Elliptic geometry in general. As we saw in §1.7, Klein's elliptic geometry is a metrical geometry in which two coplanar lines always have a single point of intersection. One method of approaching this geometry is to introduce an undefined relation of congruence, satisfying certain axioms such as the following:
5.11. From any point D on a given line, we can lay off two segments,CD and DE , each congruent to a given segment AB.

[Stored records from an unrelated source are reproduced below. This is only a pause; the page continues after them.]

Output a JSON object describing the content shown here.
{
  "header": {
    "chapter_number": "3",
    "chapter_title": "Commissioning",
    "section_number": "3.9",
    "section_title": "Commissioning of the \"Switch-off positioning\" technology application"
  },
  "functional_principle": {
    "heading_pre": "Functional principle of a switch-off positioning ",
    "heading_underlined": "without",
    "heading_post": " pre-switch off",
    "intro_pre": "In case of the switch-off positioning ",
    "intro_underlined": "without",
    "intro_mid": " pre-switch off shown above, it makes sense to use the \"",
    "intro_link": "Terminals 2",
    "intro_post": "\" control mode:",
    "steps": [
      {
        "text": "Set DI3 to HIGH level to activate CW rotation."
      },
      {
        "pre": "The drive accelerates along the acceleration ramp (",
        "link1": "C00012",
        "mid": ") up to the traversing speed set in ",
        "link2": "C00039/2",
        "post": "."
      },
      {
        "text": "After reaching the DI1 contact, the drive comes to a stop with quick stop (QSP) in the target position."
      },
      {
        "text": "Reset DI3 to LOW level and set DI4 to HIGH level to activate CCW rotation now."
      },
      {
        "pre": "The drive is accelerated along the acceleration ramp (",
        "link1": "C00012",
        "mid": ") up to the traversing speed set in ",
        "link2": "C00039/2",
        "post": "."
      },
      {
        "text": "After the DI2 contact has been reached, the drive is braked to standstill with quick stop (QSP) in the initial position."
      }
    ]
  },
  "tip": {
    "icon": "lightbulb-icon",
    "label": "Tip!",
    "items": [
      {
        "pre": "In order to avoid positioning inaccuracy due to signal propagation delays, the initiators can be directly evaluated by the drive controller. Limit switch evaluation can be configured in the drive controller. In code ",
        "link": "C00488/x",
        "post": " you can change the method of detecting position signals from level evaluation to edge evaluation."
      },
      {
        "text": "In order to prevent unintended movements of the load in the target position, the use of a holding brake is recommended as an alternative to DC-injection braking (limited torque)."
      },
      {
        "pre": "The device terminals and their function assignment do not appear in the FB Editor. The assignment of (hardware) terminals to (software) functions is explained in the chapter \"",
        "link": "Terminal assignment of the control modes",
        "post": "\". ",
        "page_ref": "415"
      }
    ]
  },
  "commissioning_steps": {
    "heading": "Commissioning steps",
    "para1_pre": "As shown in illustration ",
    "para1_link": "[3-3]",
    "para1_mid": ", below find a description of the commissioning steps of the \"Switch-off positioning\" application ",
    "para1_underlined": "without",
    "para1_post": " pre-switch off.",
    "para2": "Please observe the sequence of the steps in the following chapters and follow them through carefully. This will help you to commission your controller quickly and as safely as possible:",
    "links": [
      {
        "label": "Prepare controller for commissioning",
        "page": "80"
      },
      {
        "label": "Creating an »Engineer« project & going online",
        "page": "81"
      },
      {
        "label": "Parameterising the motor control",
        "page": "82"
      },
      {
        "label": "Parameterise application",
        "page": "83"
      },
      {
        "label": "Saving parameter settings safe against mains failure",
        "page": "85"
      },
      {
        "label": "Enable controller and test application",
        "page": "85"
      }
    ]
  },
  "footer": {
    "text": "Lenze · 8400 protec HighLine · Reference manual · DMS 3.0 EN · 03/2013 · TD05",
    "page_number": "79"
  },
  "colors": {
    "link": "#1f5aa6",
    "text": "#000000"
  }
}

We can then develop a chain of propositions similar to Euclid I, 1-15, and conclude that all lines are finite and equal. A line being finite, any two points determine two “supplementary” segments. If these are equal, each is a “right” segment, and the two points are said to be “conjugate.” All the lines perpendicular to a given plane are found to concur at a definite point, conjugate to every point in the plane. Conversely, the locus of points conjugate to a given point is a plane. There is thus a definite correspondence between points and planes, of the kind that was called a uniform polarity in §3.8.
This brings us to the alternative treatment which is followed in the present book. Observing that every axiom of real projective geometry is valid in elliptic geometry, we simply adopt the axioms of §2.1, and agree to specialize a uniform polarity. This absolute polarity, having once been arbitrarily chosen, is kept fixed, and a congruent transformation is defined as a collineation which transforms this polarity into itself.